Brian Foote
- Born: 29 December 1948 (age 77) Mitcham, England
- Nationality: British (English)

Career history
- 1968: Middlesbrough Teessiders
- 1969: Canterbury Crusaders
- 1969-1971: Romford Bombers
- 1970: Wembley Lions
- 1972: West Ham Bombers
- 1972-1973: Rayleigh Rockets
- 1972-1973: Leicester Lions
- 1974-1976: Rye House Rockets

= Brian Foote =

British former motorcycle speedway rider

Brian Allen Foote (born 29 December 1948) is a former motorcycle speedway rider from England.

== Career ==
Born in Mitcham, Foote's first experience of speedway was at Long Eaton in 1967, going on to ride in second half races at Leicester Lions in 1968, where his uncle Ron Wilson was the promoter. After a few appearances for Middlesbrough Teessiders in 1968, he rode for Canterbury Crusaders and Romford Bombers in 1969. He stayed with Romford in 1970 and also made his debut in the first division of the British League with Wembley Lions, averaging a respectable 4.8 points from two meetings.
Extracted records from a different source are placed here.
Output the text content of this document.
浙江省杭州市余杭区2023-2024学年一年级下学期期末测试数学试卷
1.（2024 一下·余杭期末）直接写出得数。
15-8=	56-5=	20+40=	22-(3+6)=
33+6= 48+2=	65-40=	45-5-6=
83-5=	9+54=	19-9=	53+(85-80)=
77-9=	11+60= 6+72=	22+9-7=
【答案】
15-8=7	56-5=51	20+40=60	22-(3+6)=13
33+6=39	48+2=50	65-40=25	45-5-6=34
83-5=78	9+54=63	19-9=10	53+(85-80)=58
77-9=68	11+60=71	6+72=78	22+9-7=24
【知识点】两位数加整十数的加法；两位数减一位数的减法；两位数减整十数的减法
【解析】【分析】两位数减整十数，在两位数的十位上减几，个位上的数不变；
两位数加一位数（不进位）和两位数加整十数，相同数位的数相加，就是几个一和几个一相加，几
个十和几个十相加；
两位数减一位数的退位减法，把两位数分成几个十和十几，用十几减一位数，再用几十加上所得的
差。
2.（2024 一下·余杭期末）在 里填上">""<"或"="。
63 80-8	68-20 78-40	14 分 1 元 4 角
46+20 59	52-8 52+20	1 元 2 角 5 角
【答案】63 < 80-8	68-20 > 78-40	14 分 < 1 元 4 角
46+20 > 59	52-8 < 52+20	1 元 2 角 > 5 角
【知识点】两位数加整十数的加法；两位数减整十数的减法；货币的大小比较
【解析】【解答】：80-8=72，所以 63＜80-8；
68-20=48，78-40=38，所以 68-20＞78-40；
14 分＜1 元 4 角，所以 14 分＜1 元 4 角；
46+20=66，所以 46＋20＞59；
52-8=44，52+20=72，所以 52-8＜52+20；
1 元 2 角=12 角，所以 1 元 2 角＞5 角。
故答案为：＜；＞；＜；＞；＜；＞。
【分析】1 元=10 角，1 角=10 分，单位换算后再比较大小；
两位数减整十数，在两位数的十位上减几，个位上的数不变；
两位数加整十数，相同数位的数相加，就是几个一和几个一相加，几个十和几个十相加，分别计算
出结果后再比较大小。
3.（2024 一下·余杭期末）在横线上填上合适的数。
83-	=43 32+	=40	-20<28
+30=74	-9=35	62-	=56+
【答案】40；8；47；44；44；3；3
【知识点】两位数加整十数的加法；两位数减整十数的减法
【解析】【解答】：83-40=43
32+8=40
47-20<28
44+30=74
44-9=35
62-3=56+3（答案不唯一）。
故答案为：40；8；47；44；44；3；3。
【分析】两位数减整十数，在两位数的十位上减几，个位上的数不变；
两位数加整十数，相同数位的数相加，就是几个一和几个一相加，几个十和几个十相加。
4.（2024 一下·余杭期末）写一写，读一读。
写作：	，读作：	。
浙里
Foote made his first appearance for the second division representative 'Young England' team in 1970, against Czechoslovakia, going on to further appearances in 1972. In 1971, he further improved for Romford, averaging eight points per match in the second division. Progress in 1972 for West Ham Bombers and Rayleigh Rockets saw him get further division one opportunities for Leicester Lions and Ipswich Witches, and in 1973, he rode in 21 league matches for Leicester, averaging just over three points.

Foote continued to score highly in the second division (later named the National League) for Rye House Rockets (where he also became club captain) until his retirement in 1976.